Contemporary life is crawling with multi-tasking,fusion food, hybrid vehicles and all manner of inter-disciplinary practices. In this milieu, Paul Paiement’s luminous Hybrids sparkle with wit and incisive social commentary. He choreographs his crossbred love children of insects and alluring consumer products into a gloriously tinted Busby Berkeley dance. These are images of eye-popping artificiality that are as frightening as they are gorgeous.
Glen Helfand is a critic who writes for Artforum, Art on Paper, and Salon.

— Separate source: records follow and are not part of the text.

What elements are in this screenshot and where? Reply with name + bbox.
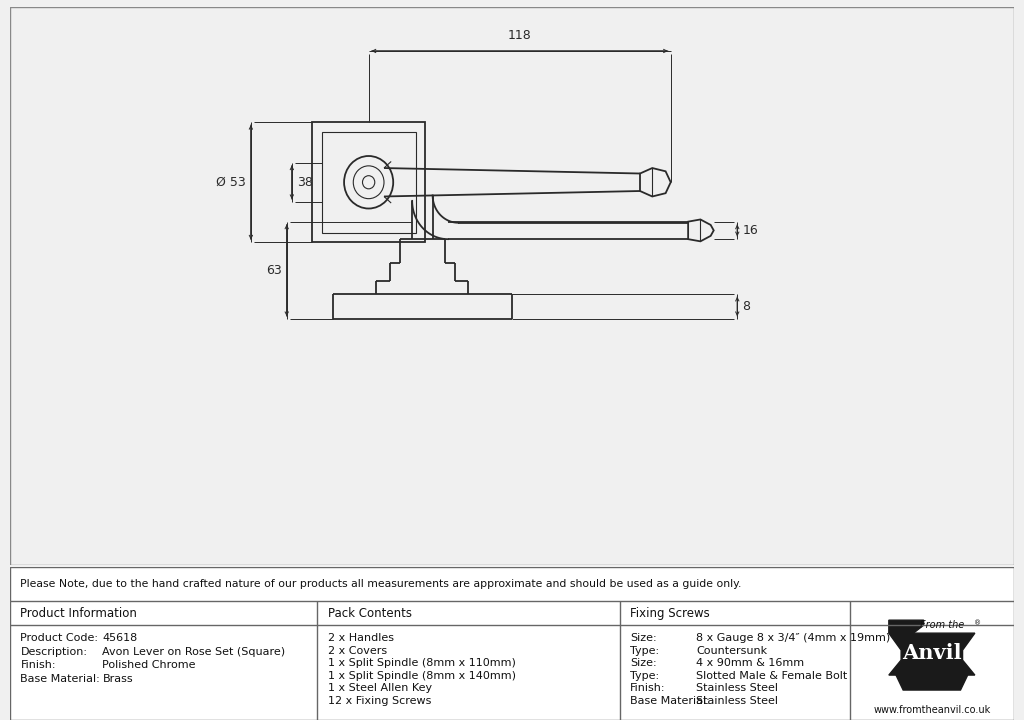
Text: 2 x Covers: 2 x Covers [328, 646, 387, 656]
Text: Stainless Steel: Stainless Steel [696, 683, 778, 693]
Text: 2 x Handles: 2 x Handles [328, 633, 393, 643]
Polygon shape [896, 675, 968, 690]
Text: Size:: Size: [630, 633, 656, 643]
Polygon shape [889, 633, 975, 675]
Text: Type:: Type: [630, 646, 658, 656]
Text: 1 x Steel Allen Key: 1 x Steel Allen Key [328, 683, 432, 693]
Text: 45618: 45618 [102, 633, 137, 643]
Text: Anvil: Anvil [902, 643, 962, 663]
Text: Size:: Size: [630, 658, 656, 668]
Text: 38: 38 [297, 176, 313, 189]
Text: Polished Chrome: Polished Chrome [102, 660, 196, 670]
Text: Brass: Brass [102, 674, 133, 683]
Text: Ø 53: Ø 53 [216, 176, 246, 189]
Polygon shape [889, 620, 924, 633]
Text: Stainless Steel: Stainless Steel [696, 696, 778, 706]
Text: Avon Lever on Rose Set (Square): Avon Lever on Rose Set (Square) [102, 647, 286, 657]
Text: 8: 8 [742, 300, 751, 313]
Text: 63: 63 [266, 264, 282, 276]
Text: Product Information: Product Information [20, 607, 137, 620]
Bar [312, 122, 425, 243]
Text: 8 x Gauge 8 x 3/4″ (4mm x 19mm): 8 x Gauge 8 x 3/4″ (4mm x 19mm) [696, 633, 891, 643]
Text: 1 x Split Spindle (8mm x 110mm): 1 x Split Spindle (8mm x 110mm) [328, 658, 515, 668]
Text: Pack Contents: Pack Contents [328, 607, 412, 620]
Text: Description:: Description: [20, 647, 87, 657]
Text: 1 x Split Spindle (8mm x 140mm): 1 x Split Spindle (8mm x 140mm) [328, 670, 516, 680]
Text: Finish:: Finish: [630, 683, 666, 693]
Text: www.fromtheanvil.co.uk: www.fromtheanvil.co.uk [873, 705, 990, 715]
Text: Fixing Screws: Fixing Screws [630, 607, 710, 620]
Text: 16: 16 [742, 224, 758, 237]
Bar [322, 132, 416, 233]
Text: 12 x Fixing Screws: 12 x Fixing Screws [328, 696, 431, 706]
Text: Finish:: Finish: [20, 660, 56, 670]
Text: ®: ® [975, 620, 981, 626]
Text: Base Material:: Base Material: [630, 696, 710, 706]
Text: Product Code:: Product Code: [20, 633, 98, 643]
Text: Please Note, due to the hand crafted nature of our products all measurements are: Please Note, due to the hand crafted nat… [20, 580, 741, 590]
Text: 4 x 90mm & 16mm: 4 x 90mm & 16mm [696, 658, 805, 668]
Text: Type:: Type: [630, 670, 658, 680]
Text: Countersunk: Countersunk [696, 646, 767, 656]
Text: 118: 118 [508, 30, 531, 42]
Text: Slotted Male & Female Bolt: Slotted Male & Female Bolt [696, 670, 848, 680]
Text: Base Material:: Base Material: [20, 674, 100, 683]
Text: From the: From the [920, 620, 965, 630]
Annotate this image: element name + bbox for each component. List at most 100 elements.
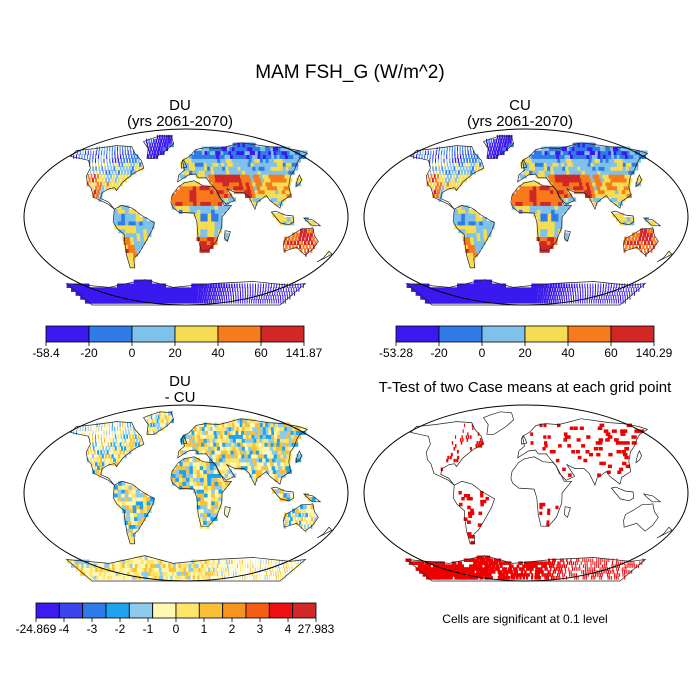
grid-cell [98, 177, 101, 183]
grid-cell [543, 240, 548, 245]
grid-cell [114, 177, 118, 183]
grid-cell [204, 217, 209, 222]
grid-cell [487, 154, 490, 159]
grid-cell [121, 228, 127, 234]
grid-cell [593, 201, 598, 206]
grid-cell [444, 166, 446, 171]
grid-cell [541, 283, 545, 288]
grid-cell [577, 158, 583, 163]
grid-cell [226, 287, 229, 292]
grid-cell [237, 295, 239, 300]
grid-cell [232, 430, 238, 435]
grid-cell [495, 564, 499, 568]
grid-cell [479, 558, 484, 562]
grid-cell [440, 162, 442, 167]
grid-cell [561, 197, 566, 202]
grid-cell [290, 240, 293, 245]
grid-cell [100, 430, 102, 435]
grid-cell [115, 461, 119, 467]
grid-cell [225, 426, 231, 431]
grid-cell [495, 138, 498, 144]
grid-cell [613, 197, 619, 202]
grid-cell [126, 434, 128, 439]
grid-cell [464, 213, 469, 218]
grid-cell [125, 442, 128, 447]
grid-cell [533, 197, 538, 202]
panel-du-title: DU (yrs 2061-2070) [80, 98, 280, 130]
grid-cell [542, 154, 547, 159]
grid-cell [575, 162, 581, 167]
grid-cell [114, 422, 116, 428]
grid-cell [216, 189, 222, 195]
grid-cell [587, 283, 589, 288]
grid-cell [140, 563, 145, 568]
grid-cell [572, 154, 578, 159]
grid-cell [220, 465, 225, 471]
grid-cell [101, 461, 105, 467]
grid-cell [137, 158, 140, 163]
grid-cell [533, 287, 537, 292]
grid-cell [239, 563, 241, 568]
grid-cell [244, 291, 246, 296]
grid-cell [271, 299, 273, 304]
grid-cell [550, 299, 553, 304]
grid-cell [283, 287, 285, 292]
grid-cell [160, 138, 162, 144]
grid-cell [461, 217, 466, 222]
coastline-madagascar [564, 230, 571, 243]
grid-cell [183, 567, 187, 572]
grid-cell [120, 434, 123, 439]
grid-cell [562, 166, 567, 171]
grid-cell [574, 561, 576, 565]
grid-cell [533, 201, 538, 206]
grid-cell [250, 177, 257, 183]
grid-cell [623, 220, 627, 226]
grid-cell [579, 287, 581, 292]
grid-cell [620, 432, 626, 436]
grid-cell [539, 193, 545, 198]
grid-cell [152, 146, 155, 152]
grid-cell [629, 291, 631, 296]
grid-cell [444, 177, 448, 183]
grid-cell [519, 174, 524, 179]
grid-cell [459, 150, 461, 155]
grid-cell [249, 563, 251, 568]
coastline-greenland [482, 135, 514, 159]
grid-cell [621, 189, 628, 195]
grid-cell [518, 295, 523, 300]
grid-cell [257, 291, 259, 296]
grid-cell [103, 158, 105, 163]
grid-cell [554, 158, 559, 163]
grid-cell [186, 473, 191, 478]
grid-cell [297, 240, 300, 245]
grid-cell [154, 559, 159, 564]
grid-cell [211, 496, 216, 502]
grid-cell [196, 508, 201, 514]
grid-cell [596, 558, 598, 562]
grid-cell [193, 563, 197, 568]
grid-cell [295, 287, 297, 292]
grid-cell [236, 426, 242, 431]
grid-cell [240, 450, 245, 455]
grid-cell [125, 205, 130, 210]
grid-cell [577, 567, 579, 571]
grid-cell [127, 240, 132, 245]
grid-cell [224, 299, 226, 304]
grid-cell [496, 299, 501, 304]
grid-cell [224, 154, 230, 159]
grid-cell [216, 442, 221, 447]
grid-cell [221, 575, 223, 580]
grid-cell [143, 232, 148, 238]
grid-cell [459, 174, 462, 179]
grid-cell [207, 426, 212, 431]
grid-cell [214, 493, 219, 498]
grid-cell [258, 295, 260, 300]
grid-cell [550, 193, 555, 198]
grid-cell [483, 228, 488, 234]
grid-cell [279, 489, 284, 494]
grid-cell [611, 299, 613, 304]
grid-cell [257, 287, 259, 292]
grid-cell [139, 217, 144, 222]
grid-cell [242, 291, 244, 296]
grid-cell [98, 461, 102, 467]
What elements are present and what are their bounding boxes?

They’ve been around long before we were, and will doubtless gasp their last long after we do. So we’ve been accommodating ourselves to the manifold species of insect, from eradicating them to eating them to domesticating them, for about as long as we’ve been doing anything conscious. In this respect Paul Paiement’s need to consider insects as art is not so unusual. What is of remark is the wit, skill, and delicacy with which Paiement transforms these critters — or, rather, finds their inherent beauty in his own elegant, exacting compositions. That’s what makes a bookful of Paiement’s buggy meditations enchanting rather than merely zoological. Here, beauty is in the bee of the beholder.
Peter Frankis art critic for Angeleno magazine and the L.A. Weekly.

Insects’ lowly status in the animal kingdom affords their bodies a built-in ingenuity that the bodies of thinking, feeling, fleshly creatures lack. Into his lifelike images of these tiny eating-, flying-, reproducing-, and killing-machines, Paul Paiement limns their high-tech doppelgangers: car, plane, helicopter, sports shoe, speedboat, hand grenade. And he does this in colors as bright and synthetic – and as enticing and sweet – as tomorrow’s new candy.
Anneli Rufus is the author of Party of One, California Babylon, and Magnificent Corpses. She also writes for ARTnews.

Laguna Wilderness Press is pleased to announce the publication of Hybrids 1.0-3.5, a 96-page book examining the paintings of Los Angeles artist, Paul Paiement. With its unique design, Hybrids 1.0-3.5 will feature over 50 color plates of Paiement’s extraordinary work, as well as essays by renowned art writers Christopher Miles and Rebecca Neiderlander and an interview by Laguna Art Museum’s Chief Curator, Tyler Stallings.

Acting at once as a painter, scientist, and entomologist, Paul Paiement, creates a unique wonderland, combining common everyday consumer objects into an über-species of colorful bugs, butterflies, beetles, and more. Paiement draws on the skill of a scientist to paint his perfectly formed species on panels that range from perfect circles and squares to isosceles triangles. Employing the age-old technique of egg tempera, Paiement is able to achieve a wonderful luster in his panel paintings. His day-glo species rest against pristine white backgrounds suggesting an entomologist’s gleaming examination table. Paiement skillfully plays with ideas of manipulation and mass production, whereby his subjects aresplit evenly in two as if wrapped around the panel itself, or replicated numerous times in a varied palette of colors. The effect is playful, yet thought-provoking; in a time when the science of cloning, and the constant desire to make people, animals, and goods faster and better has reached a fever pitch, these paintings may also read as subversive. Despite being made up of lively colors and amusing gadgets, these “bugs” caution us that we, too, are increasingly subject to such exploitation.